Никто мне не поможет.
Нет, я не произнесла этих слов даже мысленно, но я была раздавлена, уничтожена. Эти слова выходили из меня судорожными вздохами, как из больного животного. Не знаю, сколько это продолжалось, потому что я рыдала без слез даже во сне. Кто-то — думаю, Лис — открывал палатку и будил меня ударами, потому что я производила слишком много шума. Наверное, это продолжалось до утра, я не помню, чтобы в тот день меня еще кормили. Следующее, что я помню, — это опять завтрак. Ночью прошел дождь, и я почувствовала сырую землю и траву, когда ставила поднос. Солнечный свет коснулся лба, я услышала птичье пение. Я вдруг ощутила внутри какое-то умиротворение. Решение принято. Я умру, а значит — можно сложить меч.
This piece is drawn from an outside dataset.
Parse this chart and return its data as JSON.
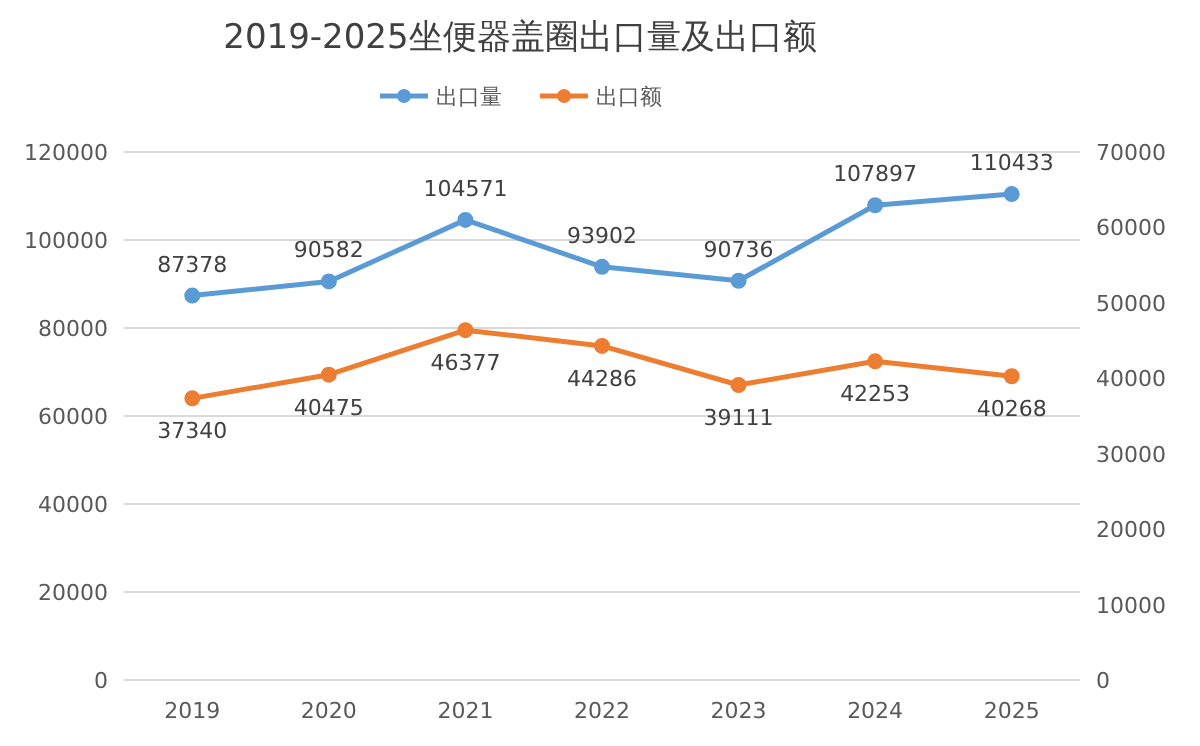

Моя битва окончена, больше не о чем волноваться. Можно полностью сосредоточиться на существовании. Ничто не имеет значения, кроме маленького кусочка хлеба, размягчающегося во рту, солнечного тепла, пения птиц. Я сожалела только о том, что прежде не умела так жить, по достоинству оценивая все, что и есть жизнь, все ее горести и проблемы. Это было не сражение, которое необходимо выиграть, а удивительное состояние, которым нужно было насладиться до конца.